Clinical observations, food consumption and body weight were determined regularly during acclimatization period and at least weekly during administration period. Estrous cycle was evaluated on days -7 and -8 and from day 0 onwards. Prolactin concentration analysis was conducted on study day -7, 24 and 28 from all animals as well as from animals in the estrous cycle stages proestrus (and estrus) during parts of the administration period. After the administration period, all rats were sacrificed and assessed by gross pathology, followed by histopathological examinations of seven selected organs as well as all gross lesions.

At the 3000 ppm treatment, clinical examinations showed a decreased number of estrous cycles (0.15 in comparison to 3.7 in control) and a decreased number of animals with estrous cycle (3 out of 20). Clinical pathology showed decreased prolactin values in proestrus between study days 0 and 4 as well as between days 15 and 22. Decreased prolactin values were also observed after stimulation with metoclopramide compared to controls in rats of metestrus. Various pathology findings were present including decreased absolute and relative weight of ovaries, decreased absolute and relative uterus weight, decreased absolute and relative pituitary gland weight, decreased absolute and relative adrenal gland weight, diffuse atrophy of ovaries, diffuse atrophy of the uterus, diffuse atrophy of the cervix and diffuse atrophy of the vagina.

At the 1000 ppm treatment, clinical examinations showed no treatment-related adverse effects. Clinical Pathology showed decreased prolactin values in proestrus between study days 0 and 4 as well as between days 15 and 22. Decreased prolactin values were also observed after stimulation with metoclopramide compared to controls in rats of metestrus. There were no treatment-related, adverse effects on pathology.

At the 300 ppm Afidopyropen treatment there were no treatment-related adverse effects in any parameter.

In the treatment with Bromocriptine mesylate – positive control at 10 mg/kg bw/d, clinical examinations showed a slight body weight loss from day 0 to 7 as well as significantly increased number of estrous cycles and significantly decreased length of estrous cycles. Clinical pathology showed decreased prolactin values in proestrus between study days 0 and 3 as well as between days 16 and 22 and in estrus between study days 18 and 22. Decreased prolactin concentration was observed in estrus and metestrus in the afternoon of study day 24. Increased prolactin concentration in estrus and metestrus in the morning of study day 28 before metoclopramide stimulation. Decreased prolactin concentration values were observed after stimulation with metoclopramide compared to controls in rats of estrus and metestrus. Pathology showed an increased absolute (+49%) and relative (+47%) weights of ovaries as well as decreased absolute (-10%) and relative (-11%) weights of the pituitary gland.

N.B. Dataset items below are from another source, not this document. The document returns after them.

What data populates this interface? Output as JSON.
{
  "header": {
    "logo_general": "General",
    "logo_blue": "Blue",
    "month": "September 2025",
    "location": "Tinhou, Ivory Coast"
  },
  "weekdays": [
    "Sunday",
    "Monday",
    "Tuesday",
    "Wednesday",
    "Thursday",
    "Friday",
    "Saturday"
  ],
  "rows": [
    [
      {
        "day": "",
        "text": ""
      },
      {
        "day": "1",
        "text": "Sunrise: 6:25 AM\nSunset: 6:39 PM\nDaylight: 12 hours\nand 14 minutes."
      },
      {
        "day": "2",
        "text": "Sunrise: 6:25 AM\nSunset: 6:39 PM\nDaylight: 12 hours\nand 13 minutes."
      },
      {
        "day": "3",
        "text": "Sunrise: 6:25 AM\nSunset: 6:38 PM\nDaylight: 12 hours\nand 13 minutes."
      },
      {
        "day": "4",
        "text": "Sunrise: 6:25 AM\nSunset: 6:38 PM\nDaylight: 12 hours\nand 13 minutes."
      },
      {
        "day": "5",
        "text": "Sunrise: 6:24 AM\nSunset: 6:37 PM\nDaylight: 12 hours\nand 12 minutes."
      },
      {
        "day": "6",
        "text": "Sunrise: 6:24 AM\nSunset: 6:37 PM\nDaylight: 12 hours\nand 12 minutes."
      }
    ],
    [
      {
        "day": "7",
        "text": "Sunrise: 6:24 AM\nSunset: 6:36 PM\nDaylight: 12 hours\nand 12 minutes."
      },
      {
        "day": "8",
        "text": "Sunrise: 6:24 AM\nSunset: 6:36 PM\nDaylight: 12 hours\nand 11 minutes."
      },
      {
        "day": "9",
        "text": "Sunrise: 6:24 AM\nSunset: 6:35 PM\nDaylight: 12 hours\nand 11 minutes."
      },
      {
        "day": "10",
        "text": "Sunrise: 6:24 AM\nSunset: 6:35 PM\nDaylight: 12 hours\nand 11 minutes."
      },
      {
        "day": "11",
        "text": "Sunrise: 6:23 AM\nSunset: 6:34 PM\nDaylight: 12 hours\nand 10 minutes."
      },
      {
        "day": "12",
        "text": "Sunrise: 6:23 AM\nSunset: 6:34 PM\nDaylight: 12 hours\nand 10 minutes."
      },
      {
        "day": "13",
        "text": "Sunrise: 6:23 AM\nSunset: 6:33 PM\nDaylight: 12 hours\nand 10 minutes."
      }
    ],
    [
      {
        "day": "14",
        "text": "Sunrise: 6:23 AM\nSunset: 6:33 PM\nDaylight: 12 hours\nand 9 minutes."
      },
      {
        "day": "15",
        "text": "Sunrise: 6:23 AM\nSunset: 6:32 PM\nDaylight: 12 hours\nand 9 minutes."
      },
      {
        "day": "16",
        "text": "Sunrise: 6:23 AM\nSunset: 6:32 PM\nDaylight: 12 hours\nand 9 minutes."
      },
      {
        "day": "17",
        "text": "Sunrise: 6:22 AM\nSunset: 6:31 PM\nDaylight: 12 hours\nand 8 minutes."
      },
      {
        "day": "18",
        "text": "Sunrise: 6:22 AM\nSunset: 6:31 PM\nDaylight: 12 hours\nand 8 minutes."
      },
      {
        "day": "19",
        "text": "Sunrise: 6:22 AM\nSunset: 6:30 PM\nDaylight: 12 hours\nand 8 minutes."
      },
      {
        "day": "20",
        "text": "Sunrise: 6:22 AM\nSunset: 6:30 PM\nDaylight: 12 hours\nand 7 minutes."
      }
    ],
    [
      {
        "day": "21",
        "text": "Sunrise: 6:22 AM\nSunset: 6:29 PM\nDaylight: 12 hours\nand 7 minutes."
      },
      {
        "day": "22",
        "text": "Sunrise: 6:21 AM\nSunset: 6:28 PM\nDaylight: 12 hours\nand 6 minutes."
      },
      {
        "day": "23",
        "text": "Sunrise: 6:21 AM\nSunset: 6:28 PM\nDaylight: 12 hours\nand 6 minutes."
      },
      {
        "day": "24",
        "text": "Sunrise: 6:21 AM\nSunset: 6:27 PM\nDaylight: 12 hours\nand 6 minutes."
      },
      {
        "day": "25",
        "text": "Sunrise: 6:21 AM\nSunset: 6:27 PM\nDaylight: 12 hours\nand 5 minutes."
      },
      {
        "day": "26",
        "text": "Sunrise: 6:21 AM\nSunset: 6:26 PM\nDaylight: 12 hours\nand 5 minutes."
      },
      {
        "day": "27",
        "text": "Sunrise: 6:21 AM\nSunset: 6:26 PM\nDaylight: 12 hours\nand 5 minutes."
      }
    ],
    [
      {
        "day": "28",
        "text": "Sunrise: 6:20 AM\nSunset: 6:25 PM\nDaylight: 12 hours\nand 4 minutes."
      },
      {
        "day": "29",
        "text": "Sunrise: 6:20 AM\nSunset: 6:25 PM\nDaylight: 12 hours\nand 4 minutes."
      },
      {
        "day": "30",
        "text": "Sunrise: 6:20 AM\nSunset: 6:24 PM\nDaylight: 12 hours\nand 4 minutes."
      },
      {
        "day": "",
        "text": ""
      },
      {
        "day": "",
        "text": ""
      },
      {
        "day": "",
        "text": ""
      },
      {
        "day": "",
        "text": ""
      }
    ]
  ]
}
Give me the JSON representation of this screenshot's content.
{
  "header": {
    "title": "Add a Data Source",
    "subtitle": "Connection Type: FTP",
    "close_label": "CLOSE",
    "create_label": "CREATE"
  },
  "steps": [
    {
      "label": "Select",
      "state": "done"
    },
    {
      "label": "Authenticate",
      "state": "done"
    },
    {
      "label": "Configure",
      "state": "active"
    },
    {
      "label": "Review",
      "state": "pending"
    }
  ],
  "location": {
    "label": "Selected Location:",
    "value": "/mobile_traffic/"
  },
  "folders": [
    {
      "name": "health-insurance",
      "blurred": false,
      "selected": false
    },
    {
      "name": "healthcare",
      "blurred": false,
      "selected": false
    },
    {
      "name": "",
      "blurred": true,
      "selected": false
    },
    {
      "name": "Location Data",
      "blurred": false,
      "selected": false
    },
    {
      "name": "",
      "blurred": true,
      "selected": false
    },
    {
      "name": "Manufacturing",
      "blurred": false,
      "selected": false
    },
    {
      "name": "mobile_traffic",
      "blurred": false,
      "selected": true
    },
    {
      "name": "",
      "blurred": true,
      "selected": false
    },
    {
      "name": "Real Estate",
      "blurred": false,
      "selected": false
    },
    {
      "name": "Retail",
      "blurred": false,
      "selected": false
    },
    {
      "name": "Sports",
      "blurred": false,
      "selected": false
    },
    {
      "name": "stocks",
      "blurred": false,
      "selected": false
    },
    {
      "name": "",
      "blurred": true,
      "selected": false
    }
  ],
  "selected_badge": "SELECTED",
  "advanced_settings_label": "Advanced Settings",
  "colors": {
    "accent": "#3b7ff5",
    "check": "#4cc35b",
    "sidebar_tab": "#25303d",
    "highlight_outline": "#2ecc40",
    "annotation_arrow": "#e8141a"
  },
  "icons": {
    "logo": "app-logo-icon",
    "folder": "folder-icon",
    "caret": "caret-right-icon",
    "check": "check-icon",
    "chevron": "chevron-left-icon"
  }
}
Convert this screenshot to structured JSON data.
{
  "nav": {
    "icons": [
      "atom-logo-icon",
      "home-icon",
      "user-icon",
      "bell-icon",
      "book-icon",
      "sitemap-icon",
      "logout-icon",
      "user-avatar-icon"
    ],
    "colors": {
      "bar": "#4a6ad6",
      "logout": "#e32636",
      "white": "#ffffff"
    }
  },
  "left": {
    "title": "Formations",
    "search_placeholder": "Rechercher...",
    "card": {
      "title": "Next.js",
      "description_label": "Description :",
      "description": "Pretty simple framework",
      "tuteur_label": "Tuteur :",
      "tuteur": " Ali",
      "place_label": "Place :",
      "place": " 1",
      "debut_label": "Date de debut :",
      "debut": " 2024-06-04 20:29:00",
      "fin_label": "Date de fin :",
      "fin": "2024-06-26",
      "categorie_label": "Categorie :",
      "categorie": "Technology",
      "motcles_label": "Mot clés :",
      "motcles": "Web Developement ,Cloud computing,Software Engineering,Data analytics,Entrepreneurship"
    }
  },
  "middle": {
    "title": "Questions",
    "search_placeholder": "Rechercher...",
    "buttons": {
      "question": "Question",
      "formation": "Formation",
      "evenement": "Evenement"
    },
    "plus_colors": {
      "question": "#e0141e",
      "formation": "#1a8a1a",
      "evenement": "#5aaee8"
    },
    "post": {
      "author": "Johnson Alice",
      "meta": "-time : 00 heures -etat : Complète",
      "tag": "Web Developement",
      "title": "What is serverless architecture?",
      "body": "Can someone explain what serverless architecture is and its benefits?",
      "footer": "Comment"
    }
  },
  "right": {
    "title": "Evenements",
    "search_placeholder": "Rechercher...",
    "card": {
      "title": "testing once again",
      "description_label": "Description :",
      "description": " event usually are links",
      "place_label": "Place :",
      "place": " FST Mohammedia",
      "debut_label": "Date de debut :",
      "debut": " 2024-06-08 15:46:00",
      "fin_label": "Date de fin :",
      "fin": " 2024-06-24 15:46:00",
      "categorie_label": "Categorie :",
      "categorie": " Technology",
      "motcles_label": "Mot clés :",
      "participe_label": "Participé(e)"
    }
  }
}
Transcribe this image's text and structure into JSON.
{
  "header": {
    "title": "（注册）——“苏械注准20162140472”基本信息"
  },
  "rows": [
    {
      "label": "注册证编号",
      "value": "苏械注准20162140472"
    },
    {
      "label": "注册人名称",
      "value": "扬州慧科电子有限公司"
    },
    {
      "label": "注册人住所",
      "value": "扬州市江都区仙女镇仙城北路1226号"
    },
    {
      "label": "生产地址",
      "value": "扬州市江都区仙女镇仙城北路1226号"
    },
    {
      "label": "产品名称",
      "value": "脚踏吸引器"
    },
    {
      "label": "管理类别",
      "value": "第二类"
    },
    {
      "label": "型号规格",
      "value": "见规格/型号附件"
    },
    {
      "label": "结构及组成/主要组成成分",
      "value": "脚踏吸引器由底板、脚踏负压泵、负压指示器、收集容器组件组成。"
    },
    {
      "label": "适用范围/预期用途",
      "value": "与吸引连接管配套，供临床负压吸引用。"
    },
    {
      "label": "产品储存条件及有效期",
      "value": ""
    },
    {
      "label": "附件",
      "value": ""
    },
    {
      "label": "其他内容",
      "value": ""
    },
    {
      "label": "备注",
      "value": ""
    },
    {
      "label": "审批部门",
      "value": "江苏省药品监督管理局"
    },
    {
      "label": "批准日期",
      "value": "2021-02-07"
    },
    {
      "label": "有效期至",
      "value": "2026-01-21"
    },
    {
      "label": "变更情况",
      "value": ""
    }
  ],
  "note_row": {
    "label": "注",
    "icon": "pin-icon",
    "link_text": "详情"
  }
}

Under the conditions of this study, with the administration of the test substance orally via the diet and Bromocriptine mesylate via gavage to female Fischer F344 rats for 4 weeks the NOEL (no observed effect level) was 100 ppm (test substance intake 18.2 mg/kg bw/d) based on prolactin plasma level alterations.

Both the test substance and Bromocriptine mesylate, caused a decrease of prolactin plasma levels with or without metoclopramide induced release.